Agora é complicado, mas talvez daqui a uns tempos.

Nas conversas com Júlia Pinheiro a Ana defendeu sempre o Vítor. Porquê?

Porque não me posso esquecer que ele tem uma filha, um pai e uma mãe. É verdade que ele teve um comportamento inadequado mas foi penalizado por isso. Foi expulso do jogo e a nossa relação acabou, ponto final. Não quero de maneira nenhuma estragar-lhe a vida.

Já conversou com o Vítor desde que saiu do programa?

Não. Depois e saber o que ele disse à Imprensa, essa conversa já não faz qualquer sentido.

Está a falar de ele ter dito que já não queria saber de si?
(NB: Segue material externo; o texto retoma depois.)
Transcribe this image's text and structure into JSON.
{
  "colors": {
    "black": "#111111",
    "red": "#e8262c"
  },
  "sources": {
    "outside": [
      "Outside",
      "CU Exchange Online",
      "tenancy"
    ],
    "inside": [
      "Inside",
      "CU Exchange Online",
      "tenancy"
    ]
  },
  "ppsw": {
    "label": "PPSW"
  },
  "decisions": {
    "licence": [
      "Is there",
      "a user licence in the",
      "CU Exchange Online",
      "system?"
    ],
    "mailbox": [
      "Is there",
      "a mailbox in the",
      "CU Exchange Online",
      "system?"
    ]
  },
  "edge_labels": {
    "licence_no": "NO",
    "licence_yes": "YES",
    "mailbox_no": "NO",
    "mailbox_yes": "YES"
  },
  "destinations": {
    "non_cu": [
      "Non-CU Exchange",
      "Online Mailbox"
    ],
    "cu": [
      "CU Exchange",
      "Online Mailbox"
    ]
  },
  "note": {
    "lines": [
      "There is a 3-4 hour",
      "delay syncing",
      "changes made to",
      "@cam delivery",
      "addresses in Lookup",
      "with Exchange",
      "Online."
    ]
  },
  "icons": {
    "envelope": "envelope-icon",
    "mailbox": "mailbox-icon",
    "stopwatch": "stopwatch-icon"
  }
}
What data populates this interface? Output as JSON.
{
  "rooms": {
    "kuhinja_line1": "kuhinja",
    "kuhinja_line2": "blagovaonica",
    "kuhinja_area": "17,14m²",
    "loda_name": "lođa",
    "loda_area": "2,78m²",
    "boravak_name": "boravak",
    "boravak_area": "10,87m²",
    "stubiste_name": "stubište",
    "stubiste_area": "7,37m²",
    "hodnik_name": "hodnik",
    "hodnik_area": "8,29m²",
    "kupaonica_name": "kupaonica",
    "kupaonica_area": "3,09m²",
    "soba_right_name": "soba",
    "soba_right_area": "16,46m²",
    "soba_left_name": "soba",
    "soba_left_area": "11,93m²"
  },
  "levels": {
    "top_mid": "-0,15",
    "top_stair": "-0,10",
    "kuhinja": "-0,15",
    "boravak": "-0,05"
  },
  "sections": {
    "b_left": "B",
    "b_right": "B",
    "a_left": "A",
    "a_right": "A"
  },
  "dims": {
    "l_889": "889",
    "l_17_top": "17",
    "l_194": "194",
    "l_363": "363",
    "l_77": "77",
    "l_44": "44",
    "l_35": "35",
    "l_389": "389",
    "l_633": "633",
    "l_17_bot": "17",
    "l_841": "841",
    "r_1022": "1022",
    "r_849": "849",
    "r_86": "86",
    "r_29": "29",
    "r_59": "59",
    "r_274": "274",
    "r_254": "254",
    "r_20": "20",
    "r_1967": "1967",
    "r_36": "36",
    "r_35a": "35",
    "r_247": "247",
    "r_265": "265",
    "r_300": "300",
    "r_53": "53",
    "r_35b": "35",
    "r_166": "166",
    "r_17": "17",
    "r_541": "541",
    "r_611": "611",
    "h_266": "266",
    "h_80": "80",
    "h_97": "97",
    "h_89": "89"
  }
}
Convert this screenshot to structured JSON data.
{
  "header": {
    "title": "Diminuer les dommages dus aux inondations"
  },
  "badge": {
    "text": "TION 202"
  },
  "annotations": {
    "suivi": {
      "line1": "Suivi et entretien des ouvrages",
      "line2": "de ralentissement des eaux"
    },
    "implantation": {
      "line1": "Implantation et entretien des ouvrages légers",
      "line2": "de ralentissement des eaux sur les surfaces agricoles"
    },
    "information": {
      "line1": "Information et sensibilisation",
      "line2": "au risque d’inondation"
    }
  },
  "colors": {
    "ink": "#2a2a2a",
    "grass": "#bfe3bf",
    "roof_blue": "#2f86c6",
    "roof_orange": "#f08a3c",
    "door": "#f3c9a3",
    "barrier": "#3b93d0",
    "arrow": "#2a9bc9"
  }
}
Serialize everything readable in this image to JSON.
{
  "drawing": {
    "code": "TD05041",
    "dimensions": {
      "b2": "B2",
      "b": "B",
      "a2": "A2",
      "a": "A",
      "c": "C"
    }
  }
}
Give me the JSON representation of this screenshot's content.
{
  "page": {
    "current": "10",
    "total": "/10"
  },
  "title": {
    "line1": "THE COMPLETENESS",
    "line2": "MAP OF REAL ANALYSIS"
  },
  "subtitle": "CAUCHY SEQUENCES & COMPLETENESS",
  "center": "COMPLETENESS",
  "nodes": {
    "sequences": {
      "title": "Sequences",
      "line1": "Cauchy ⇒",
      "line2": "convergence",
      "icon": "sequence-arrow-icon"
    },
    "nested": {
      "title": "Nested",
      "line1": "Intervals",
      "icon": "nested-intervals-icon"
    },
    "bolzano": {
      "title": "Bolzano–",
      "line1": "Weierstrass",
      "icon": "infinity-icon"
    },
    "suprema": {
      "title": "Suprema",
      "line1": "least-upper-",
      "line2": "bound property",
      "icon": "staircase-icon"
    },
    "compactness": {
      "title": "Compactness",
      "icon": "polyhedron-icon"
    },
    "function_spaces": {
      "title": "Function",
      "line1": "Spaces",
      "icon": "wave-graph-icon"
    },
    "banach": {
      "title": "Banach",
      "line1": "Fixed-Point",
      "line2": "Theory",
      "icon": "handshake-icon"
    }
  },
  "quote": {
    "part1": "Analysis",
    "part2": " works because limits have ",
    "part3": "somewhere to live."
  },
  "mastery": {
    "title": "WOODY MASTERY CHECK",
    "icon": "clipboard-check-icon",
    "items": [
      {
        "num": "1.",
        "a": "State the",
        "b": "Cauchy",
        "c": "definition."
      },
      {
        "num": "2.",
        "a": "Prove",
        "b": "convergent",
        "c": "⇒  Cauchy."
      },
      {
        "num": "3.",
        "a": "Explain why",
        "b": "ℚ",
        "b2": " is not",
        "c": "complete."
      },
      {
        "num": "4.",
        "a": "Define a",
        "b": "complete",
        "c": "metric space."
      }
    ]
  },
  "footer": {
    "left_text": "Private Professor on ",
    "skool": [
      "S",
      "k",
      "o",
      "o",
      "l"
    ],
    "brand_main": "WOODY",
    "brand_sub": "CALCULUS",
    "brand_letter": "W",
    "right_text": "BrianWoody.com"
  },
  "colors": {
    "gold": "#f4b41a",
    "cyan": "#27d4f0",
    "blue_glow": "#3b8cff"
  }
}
Sim, isso magoou-me e desiludiu-me bastante. Apesar de saber que as coisas tinham acabado, nunca acabei com ele em directo. O que eu disse à Júlia Pinheiro no confessionário, é que, naquele momento não me sentia namorada dele. É diferente de não me considerar namorada dele. O Vítor conhece-me bem e sabe que eu nunca faria uma coisa dessas. Ele devia ter esperado para conversar comigo depois de eu sair. Se ele o tivesse feito, talvez as coisas tivessem sido diferentes...

A reconciliação é possível?

Nos próximos tempos, não. Era impensável. O que ele me fez não se esquece. Mas nós podíamos ter ficado com uma boa relação e no futuro quem sabe.

O que é que os seus pais lhe disseram sobre esta situação?

Sobre o Vítor a minha mãe disse apenas "não preciso de te dizer o que penso, mas a vida é tua e tu fazes o que entenderes". O meu pai é muito protector e disse que, por me conhecer muito bem, não sabe como é que eu não me passei (risos).

A Ana e o Vítor moram na mesma zona, frequentam os mesmos locais e é provável que se encontrem por aí. Consegue imaginar como será o reencontro?

Se o encontrar vou ser educada e vou cumprimenta-lo. Até porque acho que talvez nos faça falta uma conversa final sobre tudo o que se passou dentro daquela Casa.